Punta sulla creazione di “percorsi del cibo” la
segretaria generale Flai Cgil Calabria Caterina Vaiti: “Il turismo
enogastronomico deve essere strettamente legato al turismo culturale, unendo le
bellezze paesaggistiche e turistiche a dei percorsi del cibo che partano dal
nord al sud della Calabria. In questo è fondamentale la collaborazione tra
comuni per far sì che la persona che, ad esempio, sceglie la meta balneare sia
incentivato ad andare anche nell'hinterland con dei percorsi studiati e
sinergici per poter apprezzare le specialità locali e il cibo del luogo”.
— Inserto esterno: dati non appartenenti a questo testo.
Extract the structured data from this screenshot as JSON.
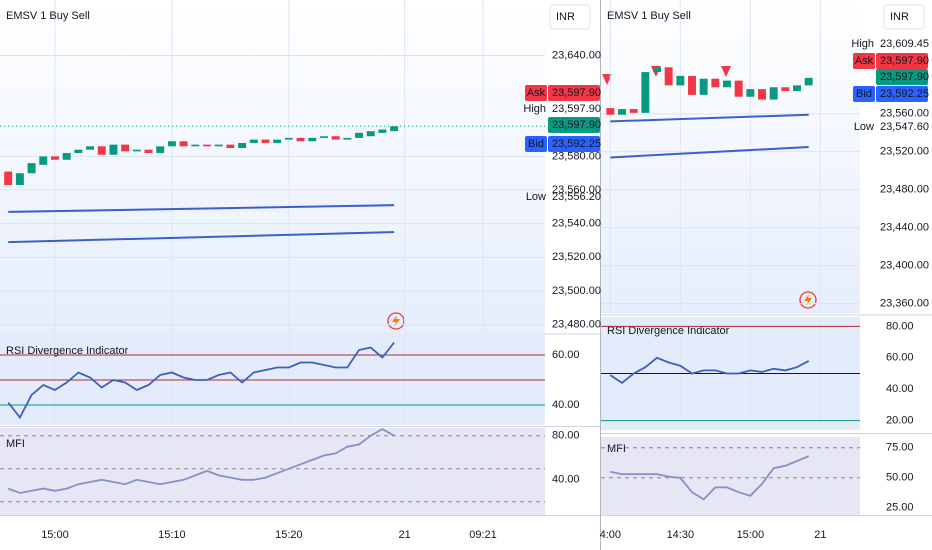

“Importante - aggiunge Vaiti - è che i due
ministeri, quello del Turismo e quello dell'Agricoltura, della Sovranità
alimentare e delle Foreste siano connessi e che a cascata lo siano anche gli
assessorati regionali. In Calabria non abbiamo un assessorato al Turismo,
perché la delega è rimasta al presidente della Regione, mentre riteniamo
sarebbe opportuno che ci sia un assessorato ad hoc e che gli assessorati
possono viaggiare insieme”.
“Occupare la cultura, questa la provocazione che
vogliamo lanciare stasera da Squillace da dentro un castello. Se abbiamo ancora
meravigliosi castelli in Calabria – ha affermato il segretario generale Filcams
Cgil Calabria Giuseppe Valentino - è perché c’erano le corti, i re e le
regine che man mano abbiamo cacciato per vivere in democrazia. Oggi
paradossalmente gli stessi castelli che i Comuni hanno acquisito in nome per
conto del popolo ci vengono privati, non sono fruibili se non a pagamento, e
così per altri luoghi meravigliosi e di interesse paesaggistico che siano
parchi archeologici, attrattive turistiche e culturali. Abbiamo bisogno
di costruire una cultura alternativa che permetta alla Calabria di diventare
una terra di libertà in tutti i sensi. L’iniziativa di ieri è stata una piccola
tappa in un percorso nel quale l’obiettivo è quello di mettere il sistema
turistico sottosopra. C’è bisogno – ha concluso - di ripensare ad un
sistema turistico fruibile da tutti e che attivi dal basso le imprese, le
associazioni, il territorio e naturalmente le lavoratrici ed i lavoratori i cui
diritti devono essere garantiti nel rispetto dei CCNL di settore””.
Al termine dell’evento, moderato dal giornalista
Pietro Melia e a cui hanno preso parte anche Enzo Scalese, Segretario Generale Cgil
Area Vasta, Andrea Coinu, vice presidente Effat (European Federation of
Food, Agriculture and Tourism Trade Unions), Francesco Perino, presidente EBTC
(Ente Bilaterale Turismo della Calabria), Carolina Scicchitano, direttore
amministrativo e finanziario Gal Serre Calabresi e Franco Caccia, assessore
Turismo e Programmazione del Comune di Squillace, si è tenuto un aperitivo di
solidarietà alle popolazione delle Marche e dell’Emilia Romagna.